Un excédent commercial de 20 milliards d'euros, 3,5 % de chômage... Il y a bien un miracle suisse, qui séduit de plus en plus d'Européens.
L'insolente santé de l'économie suisse attire les travailleurs étrangers. © Photononstop / AFP
Au moment où la France se rassure en constatant que son déficit commercial s'est réduit de 6 milliards d'euros l'année dernière, pour ne plus être que de 61,2 milliards, la petite Suisse annonce sans flonflons un excédent commercial de 19,5 milliards d'euros (23,9 milliards de francs suisses). Rien d'exceptionnel pour les Helvètes, le pays dégageait l'année précédente un excédent de 23,8 milliards de francs.

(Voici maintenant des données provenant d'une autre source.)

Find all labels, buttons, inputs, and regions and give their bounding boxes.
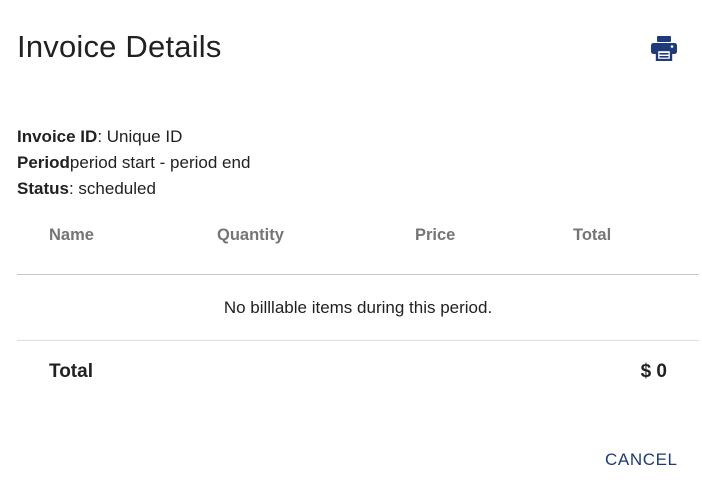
print-button[interactable] xyxy=(646,30,682,66)
invoice-id-label: Invoice ID xyxy=(17,127,98,146)
total-label: Total xyxy=(49,361,93,382)
status-label: Status xyxy=(17,179,69,198)
dialog-title: Invoice Details xyxy=(17,29,222,64)
column-header-quantity: Quantity xyxy=(217,226,284,244)
invoice-id-row: Invoice ID: Unique ID xyxy=(17,124,250,150)
period-row: Periodperiod start - period end xyxy=(17,150,250,176)
status-value: : scheduled xyxy=(68,179,156,198)
table-total-row: Total $ 0 xyxy=(17,341,699,405)
empty-items-message: No billlable items during this period. xyxy=(17,275,699,341)
printer-icon xyxy=(651,36,677,61)
invoice-id-value: : Unique ID xyxy=(97,127,183,146)
invoice-details-dialog: Invoice Details Invoice ID: Unique ID Pe… xyxy=(0,0,702,492)
invoice-items-table: Name Quantity Price Total No billlable i… xyxy=(17,214,699,405)
table-header: Name Quantity Price Total xyxy=(17,214,699,275)
total-value: $ 0 xyxy=(640,361,667,382)
period-value: period start - period end xyxy=(69,153,251,172)
column-header-total: Total xyxy=(573,226,612,244)
period-label: Period xyxy=(17,153,70,172)
column-header-name: Name xyxy=(49,226,94,244)
status-row: Status: scheduled xyxy=(17,176,250,202)
cancel-button[interactable]: CANCEL xyxy=(596,444,687,476)
column-header-price: Price xyxy=(415,226,456,244)
invoice-meta: Invoice ID: Unique ID Periodperiod start… xyxy=(17,124,250,202)
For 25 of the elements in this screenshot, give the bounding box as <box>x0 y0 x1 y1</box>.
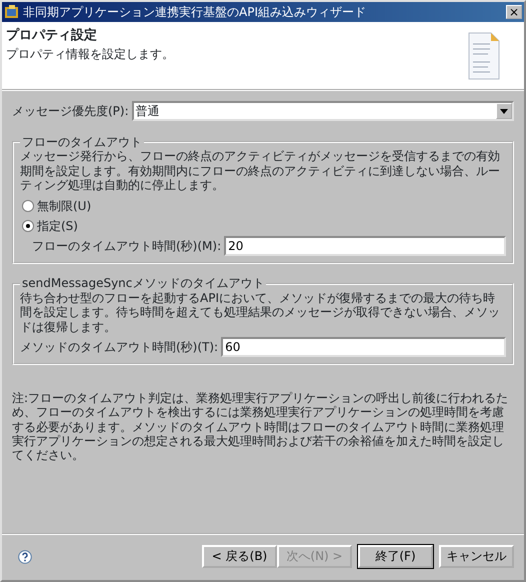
wizard-button[interactable]: 終了(F) <box>358 545 433 568</box>
priority-dropdown[interactable]: 普通 <box>132 101 514 121</box>
wizard-button[interactable]: キャンセル <box>439 545 514 568</box>
help-icon[interactable] <box>18 550 32 564</box>
wizard-button[interactable]: < 戻る(B) <box>202 545 277 568</box>
group-title: sendMessageSyncメソッドのタイムアウト <box>21 276 266 291</box>
field-label: フローのタイムアウト時間(秒)(M): <box>32 239 222 254</box>
description-text: メッセージ発行から、フローの終点のアクティビティがメッセージを受信するまでの有効期間を設定します。有効期間内にフローの終点のアクティビティに到達しない場合、ルーティング処理は自動的に停止します。 <box>20 149 501 193</box>
radio-button[interactable] <box>22 220 34 232</box>
window-title: 非同期アプリケーション連携実行基盤のAPI組み込みウィザード <box>23 4 366 20</box>
input-field[interactable]: 60 <box>221 336 506 357</box>
input-field[interactable]: 20 <box>224 236 506 256</box>
field-label: メソッドのタイムアウト時間(秒)(T): <box>20 340 218 354</box>
group-title: フローのタイムアウト <box>21 135 143 150</box>
description-text: 待ち合わせ型のフローを起動するAPIにおいて、メソッドが復帰するまでの最大の待ち時間を設定します。待ち時間を超えても処理結果のメッセージが取得できない場合、メソッドは復帰します。 <box>20 290 501 334</box>
radio-button[interactable] <box>22 200 34 212</box>
page-title: プロパティ設定 <box>6 28 98 44</box>
close-button[interactable]: × <box>506 5 522 19</box>
radio-label[interactable]: 無制限(U) <box>37 198 92 213</box>
field-label: メッセージ優先度(P): <box>12 104 129 118</box>
page-description: プロパティ情報を設定します。 <box>6 46 175 61</box>
app-icon <box>4 4 20 20</box>
note-text: 注:フローのタイムアウト判定は、業務処理実行アプリケーションの呼出し前後に行われるため、フローのタイムアウトを検出するには業務処理実行アプリケーションの処理時間を考慮する必要があります。メソッドのタイムアウト時間はフローのタイムアウト時間に業務処理実行アプリケーションの想定される最大処理時間および若干の余裕値を加えた時間を設定してください。 <box>12 390 510 463</box>
radio-label[interactable]: 指定(S) <box>37 218 78 234</box>
document-icon <box>468 32 500 80</box>
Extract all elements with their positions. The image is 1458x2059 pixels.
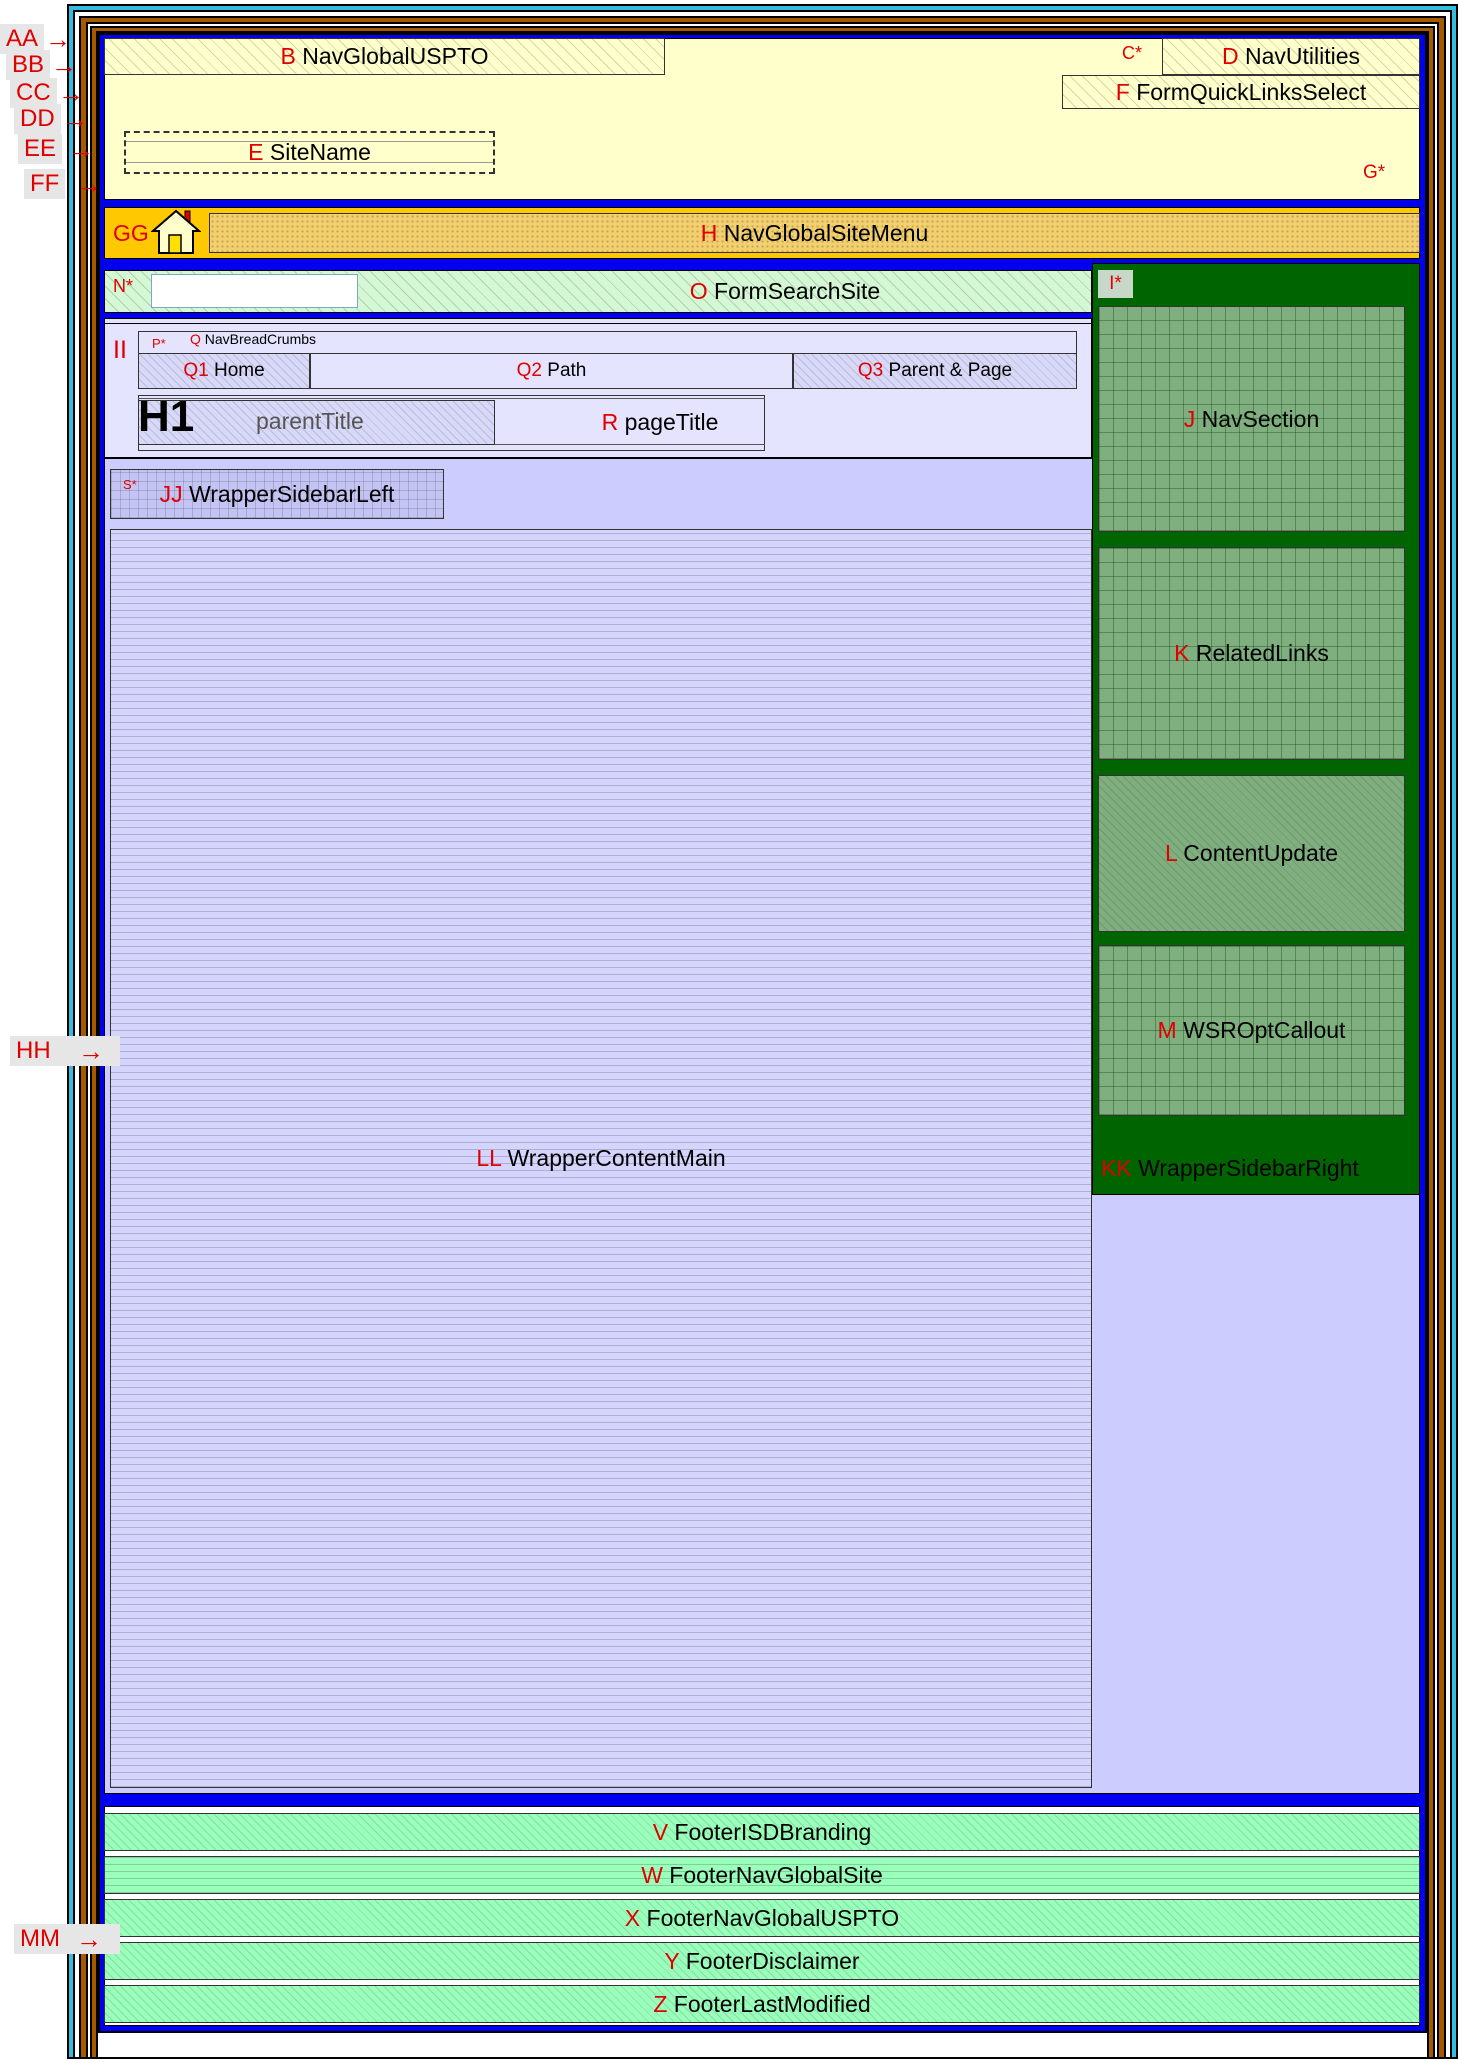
label-dd: DD [14,104,61,134]
label-ll: LL [476,1145,502,1171]
label-d: D [1221,43,1239,69]
arrow-bb: → [51,50,77,80]
label-gg: GG [113,220,149,246]
label-i-box: I* [1098,270,1133,298]
footer-nav-global-uspto-label: FooterNavGlobalUSPTO [646,1904,900,1931]
label-q: Q [190,331,201,347]
nav-bread-crumbs-label: NavBreadCrumbs [204,331,317,347]
label-jj: JJ [159,480,183,507]
arrow-hh: → [78,1036,104,1066]
label-e: E [248,139,264,165]
wrapper-sidebar-right-label: WrapperSidebarRight [1138,1155,1359,1181]
home-icon[interactable] [150,209,202,255]
footer-isd-branding-label: FooterISDBranding [674,1818,872,1845]
label-q2: Q2 [516,360,542,381]
label-b: B [280,43,296,69]
footer-nav-global-uspto[interactable]: X FooterNavGlobalUSPTO [104,1899,1420,1937]
breadcrumb-parent-page[interactable]: Q3 Parent & Page [793,353,1077,389]
footer-nav-global-site[interactable]: W FooterNavGlobalSite [104,1856,1420,1894]
breadcrumb-area-line [104,323,1092,324]
nav-global-site-menu[interactable]: H NavGlobalSiteMenu [209,213,1420,253]
label-p: P* [152,336,166,351]
footer-nav-global-site-label: FooterNavGlobalSite [669,1861,883,1888]
label-z: Z [653,1990,668,2017]
footer-isd-branding: V FooterISDBranding [104,1813,1420,1851]
footer-last-modified-label: FooterLastModified [673,1990,871,2017]
nav-global-uspto[interactable]: B NavGlobalUSPTO [104,38,665,75]
wrapper-content-main-label: WrapperContentMain [507,1145,726,1171]
form-search-site-label: FormSearchSite [714,278,881,304]
label-i: I* [1109,273,1122,294]
arrow-ee: → [68,134,94,164]
form-quick-links-select[interactable]: F FormQuickLinksSelect [1062,75,1420,109]
nav-utilities[interactable]: D NavUtilities [1162,38,1420,75]
site-name-label: SiteName [269,139,371,165]
label-h: H [700,219,718,246]
breadcrumb-home-label: Home [213,360,265,381]
page-title: R pageTitle [560,400,760,445]
breadcrumb-parent-page-label: Parent & Page [888,360,1013,381]
wrapper-sidebar-right-caption: KK WrapperSidebarRight [1101,1155,1359,1182]
footer-disclaimer-label: FooterDisclaimer [685,1947,860,1974]
label-y: Y [664,1947,680,1974]
arrow-dd: → [62,104,88,134]
label-f: F [1115,78,1130,105]
footer-last-modified: Z FooterLastModified [104,1985,1420,2023]
nav-global-site-menu-label: NavGlobalSiteMenu [723,219,929,246]
related-links[interactable]: K RelatedLinks [1098,547,1405,760]
form-quick-links-label: FormQuickLinksSelect [1136,78,1367,105]
label-g: G* [1363,162,1386,183]
label-l: L [1164,840,1177,866]
h1-marker: H1 [138,392,195,441]
label-n: N* [113,276,134,296]
wrapper-sidebar-left: JJ WrapperSidebarLeft [110,469,444,519]
label-m: M [1157,1017,1177,1043]
label-s: S* [123,477,137,492]
nav-section-label: NavSection [1201,405,1320,432]
label-kk: KK [1101,1155,1132,1181]
breadcrumb-path[interactable]: Q2 Path [310,353,793,389]
content-update-label: ContentUpdate [1183,840,1339,866]
footer-disclaimer: Y FooterDisclaimer [104,1942,1420,1980]
label-ff: FF [24,169,66,199]
search-input[interactable] [151,274,358,308]
label-v: V [652,1818,669,1845]
related-links-label: RelatedLinks [1195,640,1329,666]
label-mm: MM [14,1924,120,1954]
arrow-mm: → [76,1924,102,1954]
arrow-ff: → [76,169,102,199]
label-bb: BB [6,50,51,80]
label-x: X [624,1904,641,1931]
nav-global-uspto-label: NavGlobalUSPTO [302,43,489,69]
label-ee: EE [18,134,63,164]
label-r: R [601,409,619,435]
label-j: J [1183,405,1196,432]
label-q3: Q3 [857,360,884,381]
content-update: L ContentUpdate [1098,775,1405,932]
nav-bread-crumbs-title: Q NavBreadCrumbs [190,331,316,347]
wrapper-content-main: LL WrapperContentMain [110,529,1092,1788]
nav-section[interactable]: J NavSection [1098,306,1405,532]
form-search-site-label-wrap: O FormSearchSite [620,270,950,313]
label-q1: Q1 [183,360,209,381]
label-o: O [689,278,708,304]
wrapper-sidebar-left-label: WrapperSidebarLeft [188,480,395,507]
label-ii: II [113,336,127,364]
parent-title-label: parentTitle [256,408,364,434]
nav-utilities-label: NavUtilities [1244,43,1361,69]
page-title-label: pageTitle [624,409,719,435]
wsr-opt-callout[interactable]: M WSROptCallout [1098,945,1405,1116]
label-c: C* [1122,43,1143,63]
label-w: W [641,1861,663,1888]
breadcrumb-path-label: Path [547,360,587,381]
breadcrumb-home[interactable]: Q1 Home [138,353,310,389]
site-name[interactable]: E SiteName [124,131,495,174]
label-k: K [1174,640,1190,666]
wsr-opt-callout-label: WSROptCallout [1183,1017,1346,1043]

Dans le détail, les exportations suisses dans le secteur des denrées alimentaires et des boissons enregistrent une progression de 7,1 %, l'industrie des matières plastiques de 6,2 %, la chimie et la pharmacie de 2,5 %, enfin l'horlogerie de 1,9 %. Preuve que la Confédération ne doit pas sa bonne fortune qu'aux banques et à l'argent gris ou noir.
Plus d'industries qu'en France
Mais aussi à ses leaders mondiaux comme Nestlé dans l'agroalimentaire, Novartis et Roche dans les médicaments, Glencore dans le négoce, Logitech dans l'informatique. Sans oublier les grands groupes horlogers, Richemont (8,3 milliards d'euros de chiffre d'affaires et 26 000 employés), Swatch (6,5 milliards de chiffre d'affaires et 30 000 salariés) ou encore Rolex.
La carte postale d'une Suisse pépère, avec ses vaches et ses sommets enneigés, ne tient pas. L'industrie entre à hauteur de 22 % dans le produit intérieur brut (PIB), contre 15 % pour la France. Grâce aussi à des milliers de petites et moyennes entreprises qui emploient 67 % des salariés. Certes, il est plus enviable d'être patron à Neuchâtel que de l'autre côté du Jura. La Suisse est toujours à 42 heures hebdomadaires, à quatre semaines de congés payés par an, à la retraite à 65 ans pour les hommes et 64 pour les femmes.
Salaire médian à 4 300 euros
Ajoutez que les cotisations patronales ne dépassent pas 15 % sur les fiches de paie et que les ouvriers ont rayé les mots "grève" et "contestation" de leur vocabulaire. Enfin, les cantons ne se bousculent pas pour augmenter les impôts, ils auraient même tendance à les baisser, comme Zoug ou Schwyz. Quant au budget de la Confédération, il affiche même un excédent !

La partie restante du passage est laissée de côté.